Он мысленно представил себе, как где-то там, далеко внизу, лимонно-желтое море Каракумов вскипает ослепительно-белой пеной солончаков на границе с оазисом, изумрудно-зеленые квадраты полей, игрушечные домики поселков, причудливыми гроздьями бусинок нанизанные на сизые нити асфальтированных дорог, прямоугольники зачехленных бунтов хлопка на заготовительных пунктах, голубые всплески озер и коричневатые чаши водохранилищ с разбегающимися от них живительными артериями каналов. Там, внизу, должна вот-вот промелькнуть Хива — бирюзово-пепельное архитектурное чудо мусульманского ренессанса, затерявшееся между оазисом и пустыней. Это был город, где он вырос, край, где прошли лучшие — теперь он в этом не сомневался — годы его жизни.
Годы эти не были ни легкими, ни безмятежными. Он попал в Хивинский детдом в начале войны — перепуганный, большеглазый, остриженный под нулевку малец семи лет отроду и отнюдь не семи пядей во лбу, один из многих тысяч ровесников, чье детство безжалостно исковеркала и обожгла война.
Вначале они ходили в школу тесной гурьбой, настороженно озираясь по сторонам — мальчишки суровой военной поры, внезапно осиротевшие и еще не освоившиеся со своим новым положением.
Потом настороженность постепенно прошла, они сдружились с городской детворой и стали чувствовать себя такими же хозяевами извилистых, застроенных множеством старинных архитектурных памятников улиц Хивы, где одинаково легко было представить себя рыцарем из романов Вальтера Скотта, гайдаровским Тимуром с его дружной командой или Петькой — верным другом и соратником легендарного Чапая.

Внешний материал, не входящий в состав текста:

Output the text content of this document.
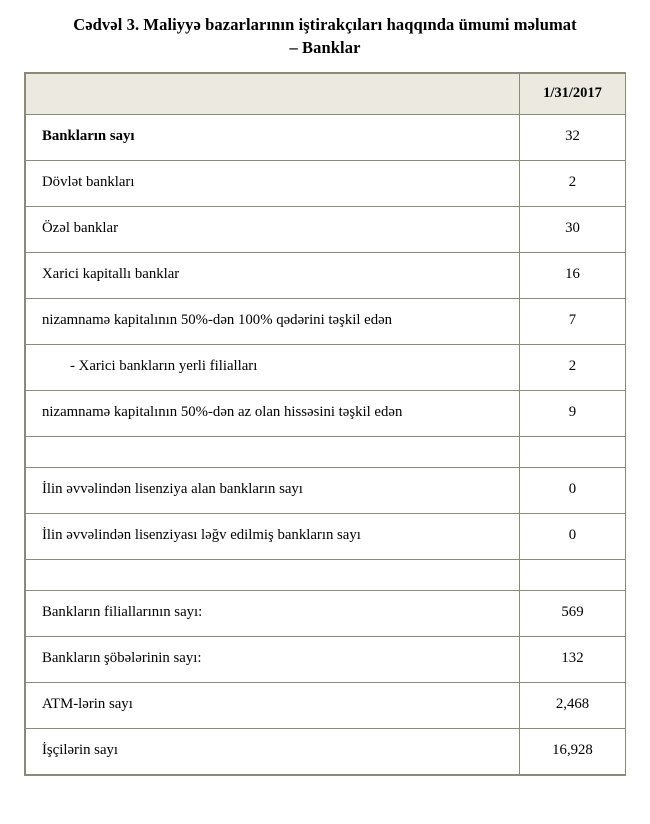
Cədvəl 3. Maliyyə bazarlarının iştirakçıları haqqında ümumi məlumat
– Banklar
	1/31/2017
Bankların sayı	32
Dövlət bankları	2
Özəl banklar	30
Xarici kapitallı banklar	16
nizamnamə kapitalının 50%-dən 100% qədərini təşkil edən	7
- Xarici bankların yerli filialları	2
nizamnamə kapitalının 50%-dən az olan hissəsini təşkil edən	9

İlin əvvəlindən lisenziya alan bankların sayı	0
İlin əvvəlindən lisenziyası ləğv edilmiş bankların sayı	0

Bankların filiallarının sayı:	569
Bankların şöbələrinin sayı:	132
ATM-lərin sayı	2,468
İşçilərin sayı	16,928
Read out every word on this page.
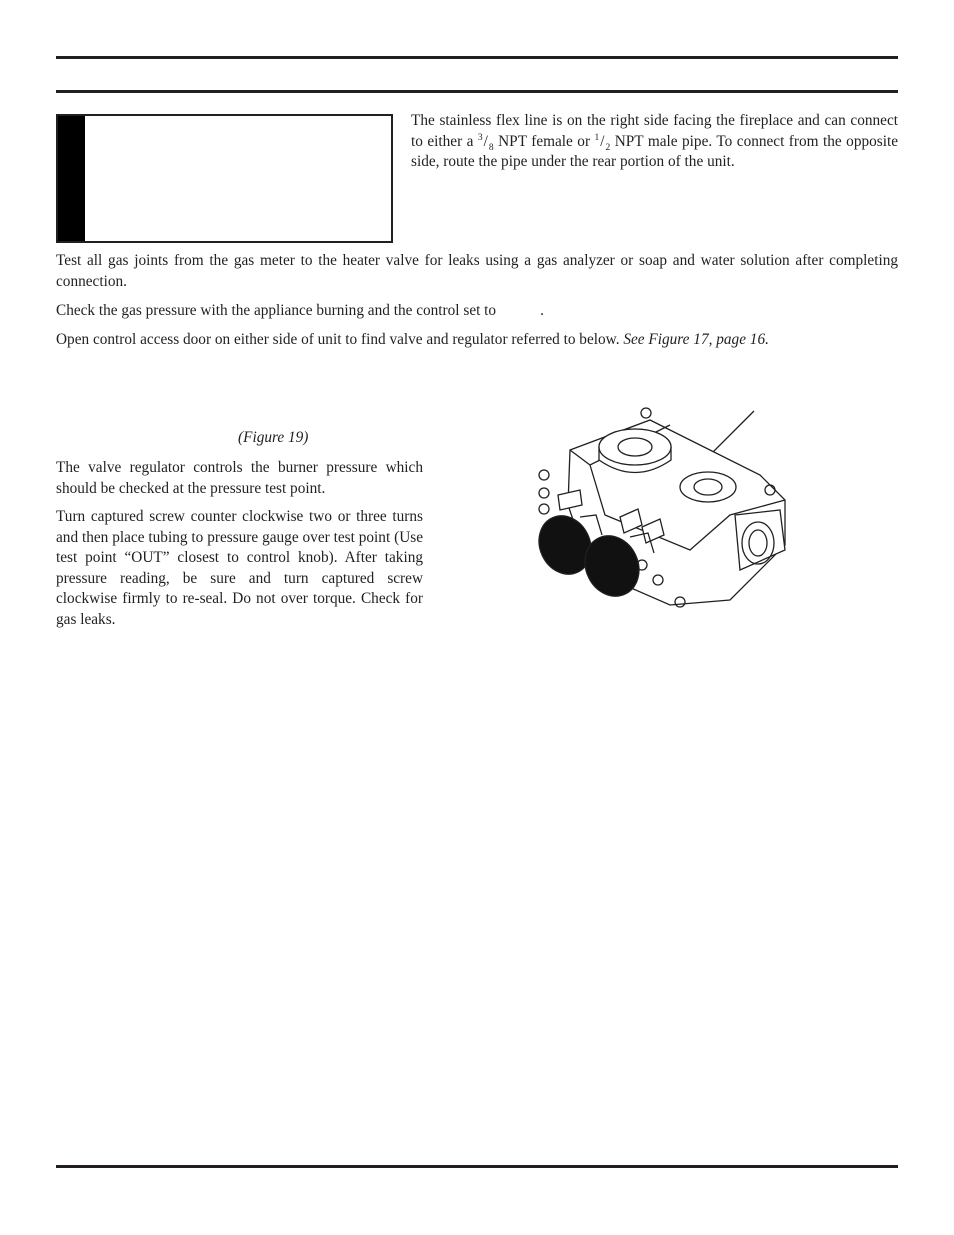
The stainless flex line is on the right side facing the fireplace and can connect to either a $^3/_8$ NPT female or $^1/_2$ NPT male pipe. To connect from the opposite side, route the pipe under the rear portion of the unit.

Test all gas joints from the gas meter to the heater valve for leaks using a gas analyzer or soap and water solution after completing connection.

Check the gas pressure with the appliance burning and the control set to	.

Open control access door on either side of unit to find valve and regulator referred to below. See Figure 17, page 16.

(Figure 19)

The valve regulator controls the burner pressure which should be checked at the pressure test point.

Turn captured screw counter clockwise two or three turns and then place tubing to pressure gauge over test point (Use test point “OUT” closest to control knob). After taking pressure reading, be sure and turn captured screw clockwise firmly to re-seal. Do not over torque. Check for gas leaks.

Скоро он уже знал город не хуже его старожилов, безошибочно ориентировался в лабиринте улочек и тупиков Ичан-Калы, мог, не задумываясь, сказать, где похоронен Асфандиярхан, сколько ступенек у винтовой лестницы минарета Ислам Ходжа, почему не достроили Кальта Минар и оставили торчать корявые концы карагачевых перекрытий на угловых башенках дворца Таш Хаули.
Город рельефной картой запечатлелся в его памяти, но, мысленно возвращаясь к той далекой поре, он всякий раз видел почему-то дорогу в школу мимо окаймленного тополями Ата хауза с зеленоватой зацветшей водой, вдоль белесых бастионов Акших-бобо по узенькой немощеной улице имени 26-ти бакинских комиссаров.
К школе был и другой, более короткий путь, но и в осеннюю слякоть, и в лютые январские морозы, и под проливными весенними ливнями они неизменно шли именно этой улицей, высоко запрокинув головы в суконных буденовках с алыми матерчатыми звездами. Буденовки были неотъемлемым атрибутом детдомовской формы, детдомовцы гордились ими, словно ощущая свою причастность к героям гражданской, о которых им ежедневно напоминало название улицы.